I fail at achieving my goals. I almost wrote that I fail at goal-setting, but realised that 'goal-setting' totally isn't my problem. I set some very big goals for myself, when I set them. No, I fail at doing what I set out to do. I always have, for as long as I can remember.

Most of the things I have that I feel proud of I have attained with little effort and virtually no planning whatsoever. I worked hard to hold onto these things that make me proud, but how I got them in the first place to even know I wanted to hold onto them? Beats me. Maybe I'm lucky; maybe I'm in the right place at the right time (a phrase I dislike intensely, for those of you keeping track).
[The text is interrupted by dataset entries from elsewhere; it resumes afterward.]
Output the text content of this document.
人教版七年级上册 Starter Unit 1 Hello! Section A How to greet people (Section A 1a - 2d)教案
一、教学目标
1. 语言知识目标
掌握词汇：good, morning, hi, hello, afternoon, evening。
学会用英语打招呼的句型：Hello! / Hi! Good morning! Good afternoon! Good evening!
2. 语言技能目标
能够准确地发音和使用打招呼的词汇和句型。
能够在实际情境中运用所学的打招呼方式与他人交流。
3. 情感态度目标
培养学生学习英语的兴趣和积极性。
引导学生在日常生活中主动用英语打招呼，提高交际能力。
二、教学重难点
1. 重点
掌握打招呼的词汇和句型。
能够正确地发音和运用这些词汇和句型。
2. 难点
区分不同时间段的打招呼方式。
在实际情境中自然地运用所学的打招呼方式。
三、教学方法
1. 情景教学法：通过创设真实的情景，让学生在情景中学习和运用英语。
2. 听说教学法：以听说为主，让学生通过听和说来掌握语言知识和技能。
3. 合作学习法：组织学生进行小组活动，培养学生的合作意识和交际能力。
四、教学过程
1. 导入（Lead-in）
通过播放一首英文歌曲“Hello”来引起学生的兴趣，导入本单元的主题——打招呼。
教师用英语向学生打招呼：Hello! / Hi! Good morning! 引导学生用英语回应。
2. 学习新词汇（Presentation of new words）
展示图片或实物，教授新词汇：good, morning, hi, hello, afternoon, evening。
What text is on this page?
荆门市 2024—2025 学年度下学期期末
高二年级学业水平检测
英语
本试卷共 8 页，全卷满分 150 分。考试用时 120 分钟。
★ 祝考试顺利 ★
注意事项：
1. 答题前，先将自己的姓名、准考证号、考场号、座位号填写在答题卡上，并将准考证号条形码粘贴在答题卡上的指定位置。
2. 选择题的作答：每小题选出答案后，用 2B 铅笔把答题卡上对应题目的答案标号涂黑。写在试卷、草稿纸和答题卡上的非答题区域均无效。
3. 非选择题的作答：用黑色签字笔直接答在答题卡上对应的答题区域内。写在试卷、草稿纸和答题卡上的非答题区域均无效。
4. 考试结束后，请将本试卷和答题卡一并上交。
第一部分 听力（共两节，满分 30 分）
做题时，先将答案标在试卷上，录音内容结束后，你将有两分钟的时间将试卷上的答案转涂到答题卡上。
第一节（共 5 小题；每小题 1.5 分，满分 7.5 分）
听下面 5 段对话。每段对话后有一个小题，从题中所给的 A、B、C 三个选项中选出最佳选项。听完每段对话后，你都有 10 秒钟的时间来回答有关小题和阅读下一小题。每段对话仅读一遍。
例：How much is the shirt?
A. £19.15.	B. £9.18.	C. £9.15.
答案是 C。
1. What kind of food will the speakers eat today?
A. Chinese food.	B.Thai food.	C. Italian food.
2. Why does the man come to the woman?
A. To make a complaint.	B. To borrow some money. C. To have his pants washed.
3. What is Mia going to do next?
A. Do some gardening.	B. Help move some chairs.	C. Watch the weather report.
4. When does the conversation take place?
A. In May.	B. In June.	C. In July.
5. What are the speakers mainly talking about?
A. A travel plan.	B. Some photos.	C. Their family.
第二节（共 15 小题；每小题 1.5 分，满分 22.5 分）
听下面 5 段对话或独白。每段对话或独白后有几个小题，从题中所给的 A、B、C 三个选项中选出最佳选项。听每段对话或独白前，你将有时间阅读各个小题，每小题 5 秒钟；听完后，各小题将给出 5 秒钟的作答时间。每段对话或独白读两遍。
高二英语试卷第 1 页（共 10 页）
The goals that I actually set, though... oh how I fail at them. I've got some very fancy running goals: to run 20 miles in three weeks was my March goal (it was random, I ran a lot the first couple weeks then figured out I could totally do it); for April, 60 miles for the month; this week's smaller goal was to hit 18 miles.

Maybe these seem like lofty goals since I'm so new at running, but they felt attainable to me, right up to the moment I didn't get there. I was three miles short of my goal last month, and another three miles this week.

I know what you're thinking: get over it. Right? Of course, it's not the bane of my training, these three wee miles. I know this. I can still make my goal of 60 for the month, right?

My frustration is the knowledge that I know I should be able to reach it, and I intentionally didn't pick some unrealistic, un-achievable goal. I should be able to do it, I'm ready to do it. Except that I'm totally not. My body is tired, so I'm resting. I just feel guilty, like I should be doing more. Guilty towards what or whom, I haven't any idea but it's very big guilt (have I mentioned that I'm a recovering Catholic?).

So, my running shoes are lying right where I kicked them off this morning, and I'm resting. Even though I wanted more miles before the end of the week. Even though resting makes me feel bad. Even though I see the runners from my balcony when I go outside to smoke (got you, didn't I? Now you're really annoyed with me). The runners outside make me jealous; I want to dash outside and catch them, and make them tell me how they feel when they get all tripped up with failed goals.

Next week: 20 miles. Just 'cause I know I won't.

2 comments:

Bunny said...

You're right, your goal-attaining needs some work. But let's look at this from another perspective. Namely: mine.

You set a goal to start running. You took off with this goal like your butt was on fire. You totally did not fizzle out on this new thing. It's still burning a fire in you. Win.

Two. You set too high of a goal with the mileage thingies. You're not enjoying the meeting of your current goals (see over-achieving ex-catholic).

You better start enjoying where you are and where you've come from or you'll lose this lovely thing too. You're a big winner for where you are today. Period. Girlfriend.

mosey said...

I'm with your friend Bunny.

At the same time, I can completely relate even though I'm not even a recovering Catholic. We are our own worst critics.